News

| 28-08-2024

Growing a resilient future with Good Nature Agro

Sometimes, the ability to change a family’s earning potential starts with a handful of soya beans. Legumes like soya create lots of positive impact, from improving soil health, to improving farmers’ incomes, to supporting a balanced diet.They’re also a good investment, with growing demand across the globe from industries including canning, edible oils, food processors, and animal feed. That’s why Goodwell has always felt that it was “a no-brainer” to invest in Good Nature Agro (GNA), an agricultural social enterprise putting legumes in the spotlight. Their co-founder and CEO, Carl Jensen, joined a recent Goodwell Round Table to share some insights into their business and mission.

A business model with a mission

GNA partners with smallholder farmers in Zambia and Malawi to improve their livelihoods through climate-resilient, soil-nourishing legume farming, while linking these farmers to high-value markets: “we saw that farmers really responded to an extra source of protein in their home, as well as a unique crop where we could provide a market,” Carl observed. GNA has spent years working alongside farmers to selectively breed drought-resistant, early maturing legume varieties, including beans, cowpeas, soya beans and groundnuts. 

The overarching goal is to enable farmers to professionalise operations and move out of poverty into the middle class. The company supports around 30,000 smallholders within an agritech-based business model, providing access to inputs, financing, climate-smart training, and a guaranteed market for their produce. Farmers working with GNA currently net three to four times as much as they earn for cash crops, like maize, on the same land.
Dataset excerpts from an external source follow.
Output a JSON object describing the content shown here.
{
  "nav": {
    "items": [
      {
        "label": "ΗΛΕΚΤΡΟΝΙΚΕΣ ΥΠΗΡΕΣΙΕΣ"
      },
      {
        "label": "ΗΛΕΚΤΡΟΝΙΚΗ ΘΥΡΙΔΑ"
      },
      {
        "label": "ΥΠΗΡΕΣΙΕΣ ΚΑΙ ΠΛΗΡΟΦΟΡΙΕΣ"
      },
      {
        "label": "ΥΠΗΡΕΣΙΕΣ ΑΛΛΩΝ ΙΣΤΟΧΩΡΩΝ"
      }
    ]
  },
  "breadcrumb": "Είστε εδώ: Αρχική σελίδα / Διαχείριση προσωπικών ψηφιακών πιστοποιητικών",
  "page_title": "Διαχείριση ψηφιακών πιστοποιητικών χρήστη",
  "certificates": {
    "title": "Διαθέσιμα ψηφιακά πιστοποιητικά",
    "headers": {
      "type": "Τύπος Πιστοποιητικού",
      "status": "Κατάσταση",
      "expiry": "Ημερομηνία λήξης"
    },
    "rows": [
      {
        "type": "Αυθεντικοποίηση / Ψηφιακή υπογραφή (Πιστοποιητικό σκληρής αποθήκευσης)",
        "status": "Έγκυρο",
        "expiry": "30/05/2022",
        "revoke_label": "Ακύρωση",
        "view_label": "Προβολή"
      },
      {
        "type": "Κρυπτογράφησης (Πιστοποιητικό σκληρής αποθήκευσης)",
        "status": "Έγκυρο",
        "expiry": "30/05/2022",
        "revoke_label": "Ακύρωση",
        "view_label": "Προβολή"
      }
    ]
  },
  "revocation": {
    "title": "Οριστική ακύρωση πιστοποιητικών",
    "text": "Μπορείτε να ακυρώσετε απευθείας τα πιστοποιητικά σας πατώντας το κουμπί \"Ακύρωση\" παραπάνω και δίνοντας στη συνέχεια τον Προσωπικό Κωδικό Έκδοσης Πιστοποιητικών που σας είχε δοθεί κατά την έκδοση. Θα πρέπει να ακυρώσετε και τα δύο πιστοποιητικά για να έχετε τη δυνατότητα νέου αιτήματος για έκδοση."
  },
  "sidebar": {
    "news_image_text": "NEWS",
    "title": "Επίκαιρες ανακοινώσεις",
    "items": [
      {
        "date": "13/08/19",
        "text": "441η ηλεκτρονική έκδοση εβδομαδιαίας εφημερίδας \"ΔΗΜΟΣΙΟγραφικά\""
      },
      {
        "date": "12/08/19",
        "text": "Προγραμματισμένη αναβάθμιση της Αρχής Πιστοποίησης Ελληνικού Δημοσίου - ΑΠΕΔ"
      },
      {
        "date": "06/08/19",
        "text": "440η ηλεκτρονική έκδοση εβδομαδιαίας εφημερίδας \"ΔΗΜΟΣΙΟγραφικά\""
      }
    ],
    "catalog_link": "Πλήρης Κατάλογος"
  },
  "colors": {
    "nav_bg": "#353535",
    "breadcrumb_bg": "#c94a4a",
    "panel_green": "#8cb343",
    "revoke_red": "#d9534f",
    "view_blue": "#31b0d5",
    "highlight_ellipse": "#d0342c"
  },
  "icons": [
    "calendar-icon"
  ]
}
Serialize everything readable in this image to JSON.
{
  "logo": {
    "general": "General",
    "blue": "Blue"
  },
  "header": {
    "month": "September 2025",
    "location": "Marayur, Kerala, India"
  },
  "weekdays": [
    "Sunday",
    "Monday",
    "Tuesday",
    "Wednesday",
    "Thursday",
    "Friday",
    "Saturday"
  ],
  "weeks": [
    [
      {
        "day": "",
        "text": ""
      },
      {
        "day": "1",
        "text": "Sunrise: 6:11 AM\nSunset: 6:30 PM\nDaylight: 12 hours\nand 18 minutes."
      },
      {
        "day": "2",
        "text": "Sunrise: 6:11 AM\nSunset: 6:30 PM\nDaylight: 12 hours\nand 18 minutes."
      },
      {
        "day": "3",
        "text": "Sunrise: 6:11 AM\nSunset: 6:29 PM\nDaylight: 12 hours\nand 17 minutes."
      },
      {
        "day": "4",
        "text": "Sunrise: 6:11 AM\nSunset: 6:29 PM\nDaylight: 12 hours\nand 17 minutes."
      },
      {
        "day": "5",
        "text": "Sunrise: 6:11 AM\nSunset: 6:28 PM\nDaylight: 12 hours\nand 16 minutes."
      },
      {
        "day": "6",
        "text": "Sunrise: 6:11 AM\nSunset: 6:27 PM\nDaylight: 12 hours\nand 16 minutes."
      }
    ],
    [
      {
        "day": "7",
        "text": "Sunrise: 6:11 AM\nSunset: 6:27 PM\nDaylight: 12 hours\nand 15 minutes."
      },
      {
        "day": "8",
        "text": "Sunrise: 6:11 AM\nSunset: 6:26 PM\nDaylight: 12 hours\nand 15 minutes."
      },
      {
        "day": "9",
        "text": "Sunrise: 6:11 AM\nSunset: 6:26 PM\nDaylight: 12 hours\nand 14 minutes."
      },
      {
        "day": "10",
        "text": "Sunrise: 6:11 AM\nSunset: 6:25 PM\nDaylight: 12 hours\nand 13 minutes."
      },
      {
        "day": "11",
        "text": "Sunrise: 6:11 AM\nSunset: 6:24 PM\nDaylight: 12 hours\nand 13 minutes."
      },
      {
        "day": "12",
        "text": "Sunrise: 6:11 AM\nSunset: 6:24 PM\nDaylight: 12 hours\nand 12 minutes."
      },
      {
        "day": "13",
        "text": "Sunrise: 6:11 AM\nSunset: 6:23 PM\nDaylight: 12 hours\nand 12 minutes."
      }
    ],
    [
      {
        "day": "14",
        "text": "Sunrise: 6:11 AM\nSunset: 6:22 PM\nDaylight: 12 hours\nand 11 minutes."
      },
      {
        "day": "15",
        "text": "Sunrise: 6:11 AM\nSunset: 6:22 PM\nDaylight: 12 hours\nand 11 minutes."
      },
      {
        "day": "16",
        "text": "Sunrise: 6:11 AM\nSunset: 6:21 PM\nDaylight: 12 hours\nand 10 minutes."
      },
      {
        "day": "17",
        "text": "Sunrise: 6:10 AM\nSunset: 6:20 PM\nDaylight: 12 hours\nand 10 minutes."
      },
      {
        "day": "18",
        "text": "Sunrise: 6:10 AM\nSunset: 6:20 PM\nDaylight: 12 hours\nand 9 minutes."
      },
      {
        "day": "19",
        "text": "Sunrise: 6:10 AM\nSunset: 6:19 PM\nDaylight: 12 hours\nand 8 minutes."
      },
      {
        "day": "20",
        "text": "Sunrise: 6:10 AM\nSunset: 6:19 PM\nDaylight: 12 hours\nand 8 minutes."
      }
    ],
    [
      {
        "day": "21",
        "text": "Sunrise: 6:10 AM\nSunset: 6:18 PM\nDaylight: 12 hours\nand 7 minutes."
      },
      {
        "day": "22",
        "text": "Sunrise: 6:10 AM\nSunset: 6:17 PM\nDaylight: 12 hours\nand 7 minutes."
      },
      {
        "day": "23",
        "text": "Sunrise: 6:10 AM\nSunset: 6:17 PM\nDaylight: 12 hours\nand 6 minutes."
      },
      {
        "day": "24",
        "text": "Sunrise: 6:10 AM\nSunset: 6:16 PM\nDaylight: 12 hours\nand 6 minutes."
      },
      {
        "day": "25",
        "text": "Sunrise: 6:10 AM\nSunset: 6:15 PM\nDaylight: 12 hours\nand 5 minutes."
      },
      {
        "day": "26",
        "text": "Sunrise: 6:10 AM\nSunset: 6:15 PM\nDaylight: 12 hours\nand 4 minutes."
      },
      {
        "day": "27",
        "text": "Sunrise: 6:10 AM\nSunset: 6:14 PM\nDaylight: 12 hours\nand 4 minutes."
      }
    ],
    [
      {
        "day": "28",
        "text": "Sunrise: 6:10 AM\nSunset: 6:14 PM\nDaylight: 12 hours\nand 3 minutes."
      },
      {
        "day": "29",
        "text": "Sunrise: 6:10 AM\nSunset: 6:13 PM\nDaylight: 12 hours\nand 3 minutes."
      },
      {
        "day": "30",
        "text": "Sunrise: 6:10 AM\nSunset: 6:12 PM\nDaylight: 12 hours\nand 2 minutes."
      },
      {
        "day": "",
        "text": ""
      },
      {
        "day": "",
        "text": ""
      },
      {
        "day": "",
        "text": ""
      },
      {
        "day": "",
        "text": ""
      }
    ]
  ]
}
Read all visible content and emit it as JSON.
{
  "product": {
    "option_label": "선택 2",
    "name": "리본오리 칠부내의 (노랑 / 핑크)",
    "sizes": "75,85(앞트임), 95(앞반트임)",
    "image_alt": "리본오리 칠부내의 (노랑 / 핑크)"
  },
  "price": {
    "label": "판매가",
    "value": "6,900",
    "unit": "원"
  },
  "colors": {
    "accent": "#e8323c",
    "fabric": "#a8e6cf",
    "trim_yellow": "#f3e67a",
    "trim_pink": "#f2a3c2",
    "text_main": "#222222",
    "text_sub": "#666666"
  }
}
Working with farmers for farmers

Carl is confident that the main driver of GNA’s success has been their ability to engage deeply with smallholders within their own communities. This way of working  gives GNA a deeper understanding of farmers’  needs, enabling them to extend their value throughout supply chain. When the company was founded in 2014, positive change was their main focus – initially, “we were more than ‘impact first’; we were impact only,” Carl shared. This approach has balanced over time to also consider value captured, connecting the needs of traders and major agro-processors to those of their farmers, research centres and seed breeders.  

This big-picture understanding allows GNA to select and multiply the most valuable seed varieties; they’re now expanding their genetic breeding work into maize, sorghum, sunflower. “Up to this point, we’ve basically only been working on a third of a smallholder’s land. Now we’re able to give the best-in-the-world genetics for rotation crops for these farmers,” Jensen explained; “this isn’t about how we can reduce cost, but how we can work with farmers to increase overall production.”

A resilient system

This all sounds wonderful in theory – climate-resilient, soil-fixing crops that bring value all the way through the supply chain. But, as Carl put it, “we’re not farming based on spreadsheets.” GNA’s model is now truly being put to the test as Zambia struggles with their worst drought in more than 40 years. The resulting massive crop failure has put millions of people at risk of hunger and starvation. Suddenly, people in Zambia have been deprived of their main food stuffs, and the country’s economy and infrastructure is on a knife’s edge.   

GNA’s foundation is built on more drought-tolerant seeds, but in the face of such extremes, the company needs not only climate resilience, but shock resilience and financial resilience. With agricultural yields down 40%, many of GNA’s farmers were unable to repay their loans to the company. Jensen also reflected on the harsh reality on the ground: for the farmers to watch their crops die in front of their eyes was devastating. But GNA assured them that their loans would be rolled over until next year, a huge relief for the affected smallholders.  

“Rolling over microfinance loans during crisis or shock situations has become best practice globally to help borrowers survive shocks,” explained Els Boerhof, Goodwell’s Managing Partner. It also builds loyalty, with many farmers continuing to pay back what they can – a careful, caring, balancing act, which has helped carry GNA through the year too.

Building  long-term relationships

As GNA demonstrates their capacity for impact, they’re also building new paths for their future. To bring more high-earning crops into rotation, they’re currently piloting onion production with 20 farmers. Their unique in-house farmer engagement app is helping to further solidify relationships between GNA and their partners, with plans to engage 20,000 farmers on this deeper level and create 1,300 digital soil health maps this year. “And there are, of course, downstream opportunities which we’re starting to explore – going downstream ourselves or into food production – there are a number of products that can continue to add value,” Carl shared.  

But at the end of the day, the company will continue to prioritise their partner farmers. “Ultimately, we want to continue to leverage that position of knowing the smallholder suppliers better than anyone else … that allows immense flexibility.” “Whenever we’re back into a corner, our response – which has served us well – is to do more to trust the farmer, not less … what we’ve really built is a relationship.”